A un moment, Jamie décide de tout faire pour trouver les meilleurs spécialistes, et emmène même Maggie faire le tour des USA. Mais elle, ne le vit pas bien. Elle ne se sent plus que malade et pourtant ce qu’elle veut, c’est vivre avec sa maladie, pas être elle. Elle refuse aussi que l’amour de Jamie soit inséparable d’une hypothétique guérison.
Exagération ou réalité trop dure en entendre ?
A un moment, Maggie accompagne Jamie à un colloque médical. Suite à une rencontre, elle se retrouve à une autre sorte de colloque, juste en face, réunissant des personnes atteintes de la maladie de Parkinson ainsi que leurs proches. Là, elle se sent revivre, elle entend des témoignages, elle voit des gens vivre et être heureux. Jamie la rejoint et, autour du buffet, il rencontre le mari d’une personne malade à qui il demande conseil et qui lui répond : « partez ». Il lui décrit comment elle va devenir, qu’il va finir par devoir lui donner à manger, « nettoyer sa merde ».
Bien sûr, c’est un discours que l’on peut trouver extrémiste mais il vient d’un personnage qui souffre de ce que la maladie a fait à la personne qu’il aime, à son couple. On peut penser que c’est exagéré, qu’aucune maladie n’est écrite d’avance, que la médecine fait beaucoup de progrès. Mais il n’empêche que ce sont des réflexions que toute personne malade se fait parfois dans le secret de son esprit.

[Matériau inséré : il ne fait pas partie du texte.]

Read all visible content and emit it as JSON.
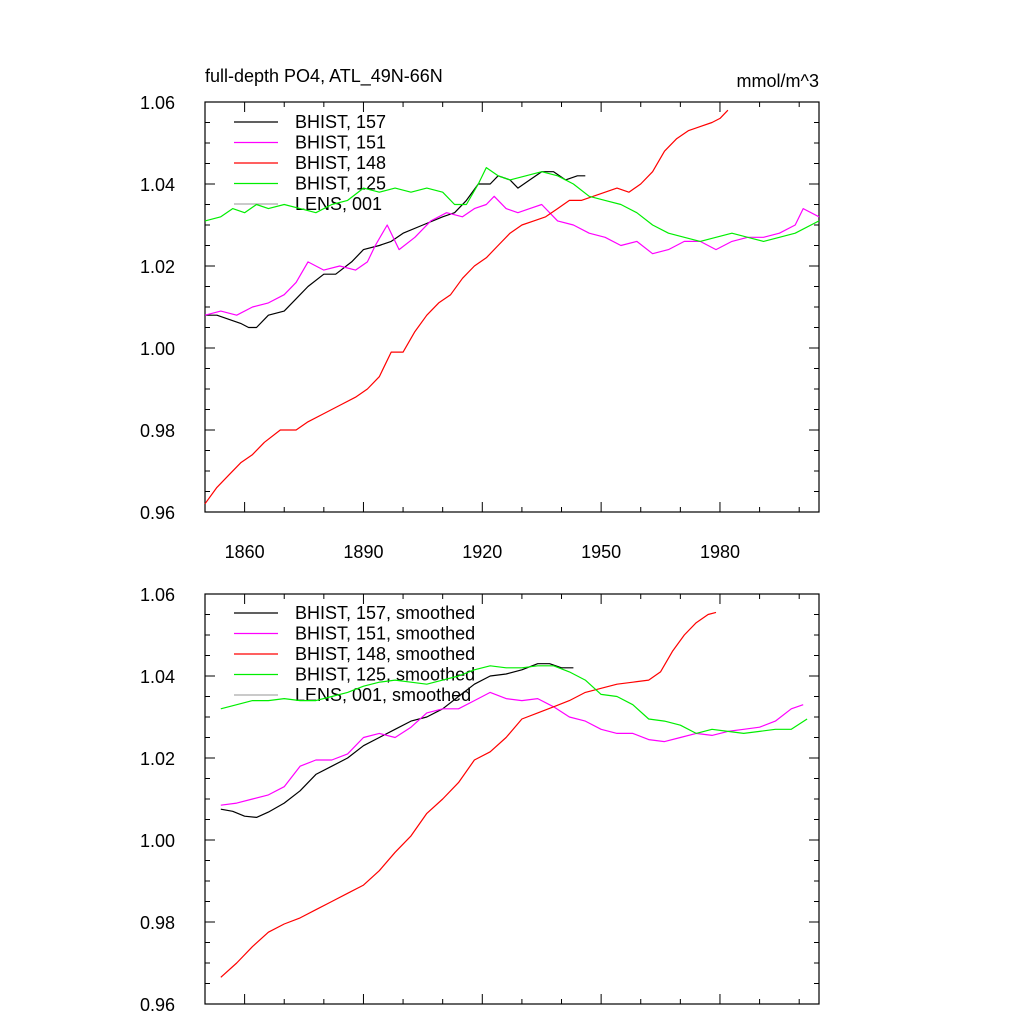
{
  "title": "full-depth PO4, ATL_49N-66N",
  "units": "mmol/m^3",
  "colors": {
    "BHIST_157": "#000000",
    "BHIST_151": "#ff00ff",
    "BHIST_148": "#ff0000",
    "BHIST_125": "#00ee00",
    "LENS_001": "#aaaaaa"
  },
  "chart_data": [
    {
      "type": "line",
      "panel": "top",
      "xlim": [
        1850,
        2005
      ],
      "ylim": [
        0.96,
        1.06
      ],
      "x_ticks": [
        1860,
        1890,
        1920,
        1950,
        1980
      ],
      "x_tick_labels": [
        "1860",
        "1890",
        "1920",
        "1950",
        "1980"
      ],
      "y_ticks": [
        0.96,
        0.98,
        1.0,
        1.02,
        1.04,
        1.06
      ],
      "y_tick_labels": [
        "0.96",
        "0.98",
        "1.00",
        "1.02",
        "1.04",
        "1.06"
      ],
      "legend_position": "top-left",
      "series": [
        {
          "name": "BHIST, 157",
          "color": "#000000",
          "x": [
            1850,
            1853,
            1856,
            1859,
            1861,
            1863,
            1866,
            1870,
            1873,
            1876,
            1880,
            1883,
            1887,
            1890,
            1894,
            1897,
            1900,
            1905,
            1910,
            1913,
            1916,
            1919,
            1922,
            1924,
            1927,
            1929,
            1932,
            1935,
            1938,
            1941,
            1944,
            1946
          ],
          "y": [
            1.008,
            1.008,
            1.007,
            1.006,
            1.005,
            1.005,
            1.008,
            1.009,
            1.012,
            1.015,
            1.018,
            1.018,
            1.021,
            1.024,
            1.025,
            1.026,
            1.028,
            1.03,
            1.032,
            1.033,
            1.036,
            1.04,
            1.04,
            1.042,
            1.041,
            1.039,
            1.041,
            1.043,
            1.043,
            1.041,
            1.042,
            1.042
          ]
        },
        {
          "name": "BHIST, 151",
          "color": "#ff00ff",
          "x": [
            1850,
            1854,
            1858,
            1862,
            1866,
            1870,
            1873,
            1876,
            1880,
            1884,
            1888,
            1891,
            1893,
            1896,
            1899,
            1903,
            1907,
            1911,
            1915,
            1918,
            1921,
            1923,
            1926,
            1929,
            1932,
            1935,
            1939,
            1943,
            1947,
            1951,
            1955,
            1959,
            1963,
            1967,
            1971,
            1975,
            1979,
            1983,
            1987,
            1991,
            1995,
            1999,
            2001,
            2005
          ],
          "y": [
            1.008,
            1.009,
            1.008,
            1.01,
            1.011,
            1.013,
            1.016,
            1.021,
            1.019,
            1.02,
            1.019,
            1.021,
            1.025,
            1.03,
            1.024,
            1.027,
            1.031,
            1.033,
            1.032,
            1.034,
            1.035,
            1.037,
            1.034,
            1.033,
            1.034,
            1.035,
            1.031,
            1.03,
            1.028,
            1.027,
            1.025,
            1.026,
            1.023,
            1.024,
            1.026,
            1.026,
            1.024,
            1.026,
            1.027,
            1.027,
            1.028,
            1.03,
            1.034,
            1.032
          ]
        },
        {
          "name": "BHIST, 148",
          "color": "#ff0000",
          "x": [
            1850,
            1853,
            1856,
            1859,
            1862,
            1865,
            1869,
            1873,
            1876,
            1880,
            1884,
            1888,
            1891,
            1894,
            1897,
            1900,
            1903,
            1906,
            1909,
            1912,
            1915,
            1918,
            1921,
            1924,
            1927,
            1930,
            1933,
            1936,
            1939,
            1942,
            1945,
            1948,
            1951,
            1954,
            1957,
            1960,
            1963,
            1966,
            1969,
            1972,
            1975,
            1978,
            1980,
            1982
          ],
          "y": [
            0.962,
            0.966,
            0.969,
            0.972,
            0.974,
            0.977,
            0.98,
            0.98,
            0.982,
            0.984,
            0.986,
            0.988,
            0.99,
            0.993,
            0.999,
            0.999,
            1.004,
            1.008,
            1.011,
            1.013,
            1.017,
            1.02,
            1.022,
            1.025,
            1.028,
            1.03,
            1.031,
            1.032,
            1.034,
            1.036,
            1.036,
            1.037,
            1.038,
            1.039,
            1.038,
            1.04,
            1.043,
            1.048,
            1.051,
            1.053,
            1.054,
            1.055,
            1.056,
            1.058
          ]
        },
        {
          "name": "BHIST, 125",
          "color": "#00ee00",
          "x": [
            1850,
            1854,
            1857,
            1860,
            1863,
            1866,
            1870,
            1874,
            1878,
            1882,
            1886,
            1890,
            1894,
            1898,
            1902,
            1906,
            1910,
            1913,
            1916,
            1919,
            1921,
            1924,
            1927,
            1931,
            1935,
            1939,
            1943,
            1947,
            1951,
            1955,
            1959,
            1963,
            1967,
            1971,
            1975,
            1979,
            1983,
            1987,
            1991,
            1995,
            1999,
            2005
          ],
          "y": [
            1.031,
            1.032,
            1.034,
            1.033,
            1.035,
            1.034,
            1.035,
            1.034,
            1.033,
            1.035,
            1.036,
            1.039,
            1.038,
            1.039,
            1.038,
            1.039,
            1.038,
            1.035,
            1.035,
            1.04,
            1.044,
            1.042,
            1.041,
            1.042,
            1.043,
            1.042,
            1.04,
            1.037,
            1.036,
            1.035,
            1.033,
            1.03,
            1.028,
            1.027,
            1.026,
            1.027,
            1.028,
            1.027,
            1.026,
            1.027,
            1.028,
            1.031
          ]
        }
      ]
    },
    {
      "type": "line",
      "panel": "bottom",
      "xlim": [
        1850,
        2005
      ],
      "ylim": [
        0.96,
        1.06
      ],
      "x_ticks": [
        1860,
        1890,
        1920,
        1950,
        1980
      ],
      "y_ticks": [
        0.96,
        0.98,
        1.0,
        1.02,
        1.04,
        1.06
      ],
      "y_tick_labels": [
        "0.96",
        "0.98",
        "1.00",
        "1.02",
        "1.04",
        "1.06"
      ],
      "legend_position": "top-left",
      "series": [
        {
          "name": "BHIST, 157, smoothed",
          "color": "#000000",
          "x": [
            1854,
            1857,
            1860,
            1863,
            1866,
            1870,
            1874,
            1878,
            1882,
            1886,
            1890,
            1894,
            1898,
            1902,
            1906,
            1910,
            1914,
            1918,
            1922,
            1926,
            1930,
            1934,
            1937,
            1940,
            1943
          ],
          "y": [
            1.0075,
            1.007,
            1.0058,
            1.0055,
            1.0068,
            1.009,
            1.012,
            1.016,
            1.018,
            1.02,
            1.023,
            1.025,
            1.027,
            1.029,
            1.03,
            1.032,
            1.035,
            1.038,
            1.04,
            1.0405,
            1.0415,
            1.043,
            1.043,
            1.042,
            1.042
          ]
        },
        {
          "name": "BHIST, 151, smoothed",
          "color": "#ff00ff",
          "x": [
            1854,
            1858,
            1862,
            1866,
            1870,
            1874,
            1878,
            1882,
            1886,
            1890,
            1894,
            1898,
            1902,
            1906,
            1910,
            1914,
            1918,
            1922,
            1926,
            1930,
            1934,
            1938,
            1942,
            1946,
            1950,
            1954,
            1958,
            1962,
            1966,
            1970,
            1974,
            1978,
            1982,
            1986,
            1990,
            1994,
            1998,
            2001
          ],
          "y": [
            1.0085,
            1.009,
            1.01,
            1.011,
            1.013,
            1.018,
            1.0195,
            1.0195,
            1.021,
            1.025,
            1.026,
            1.025,
            1.0275,
            1.031,
            1.032,
            1.032,
            1.034,
            1.036,
            1.0345,
            1.034,
            1.0345,
            1.0325,
            1.03,
            1.029,
            1.027,
            1.026,
            1.026,
            1.0245,
            1.024,
            1.025,
            1.026,
            1.0255,
            1.0265,
            1.027,
            1.0275,
            1.029,
            1.032,
            1.033
          ]
        },
        {
          "name": "BHIST, 148, smoothed",
          "color": "#ff0000",
          "x": [
            1854,
            1858,
            1862,
            1866,
            1870,
            1874,
            1878,
            1882,
            1886,
            1890,
            1894,
            1898,
            1902,
            1906,
            1910,
            1914,
            1918,
            1922,
            1926,
            1930,
            1934,
            1938,
            1942,
            1946,
            1950,
            1954,
            1958,
            1962,
            1965,
            1968,
            1971,
            1974,
            1977,
            1979
          ],
          "y": [
            0.9665,
            0.97,
            0.974,
            0.9775,
            0.9795,
            0.981,
            0.983,
            0.985,
            0.987,
            0.989,
            0.9925,
            0.997,
            1.001,
            1.0065,
            1.01,
            1.014,
            1.0195,
            1.0215,
            1.025,
            1.0295,
            1.031,
            1.0325,
            1.034,
            1.036,
            1.037,
            1.038,
            1.0385,
            1.039,
            1.041,
            1.046,
            1.05,
            1.053,
            1.055,
            1.0555
          ]
        },
        {
          "name": "BHIST, 125, smoothed",
          "color": "#00ee00",
          "x": [
            1854,
            1858,
            1862,
            1866,
            1870,
            1874,
            1878,
            1882,
            1886,
            1890,
            1894,
            1898,
            1902,
            1906,
            1910,
            1914,
            1918,
            1922,
            1926,
            1930,
            1934,
            1938,
            1942,
            1946,
            1950,
            1954,
            1958,
            1962,
            1966,
            1970,
            1974,
            1978,
            1982,
            1986,
            1990,
            1994,
            1998,
            2002
          ],
          "y": [
            1.032,
            1.033,
            1.034,
            1.034,
            1.0345,
            1.034,
            1.034,
            1.035,
            1.036,
            1.0375,
            1.0385,
            1.039,
            1.0385,
            1.038,
            1.039,
            1.04,
            1.0415,
            1.0425,
            1.042,
            1.042,
            1.0425,
            1.0425,
            1.041,
            1.039,
            1.0355,
            1.035,
            1.033,
            1.0295,
            1.029,
            1.028,
            1.026,
            1.027,
            1.0265,
            1.026,
            1.0265,
            1.027,
            1.027,
            1.0295
          ]
        }
      ]
    }
  ],
  "legends": {
    "top": [
      "BHIST, 157",
      "BHIST, 151",
      "BHIST, 148",
      "BHIST, 125",
      "LENS, 001"
    ],
    "bottom": [
      "BHIST, 157, smoothed",
      "BHIST, 151, smoothed",
      "BHIST, 148, smoothed",
      "BHIST, 125, smoothed",
      "LENS, 001, smoothed"
    ]
  }
}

On peut dire que Love, et autres drogues c’est un film à l’eau de rose, que c’est un film potache, on peut être d’accord ou non avec la vision du couple et de la maladie qui nous est montrée. Quoiqu’il en soit, on ne peut que souligner cette approche nouvelle qui parle d’un sujet souvent passé sous silence qu’est l’amour avec une maladie. Et la phrase que l’on peut retenir – et qui remet les personnes malades à leur place d’être humain avant tout – pourrait être cette simple réplique de Jamie : « T’as besoin qu’on prenne soin de toi, tout le monde en a besoin ».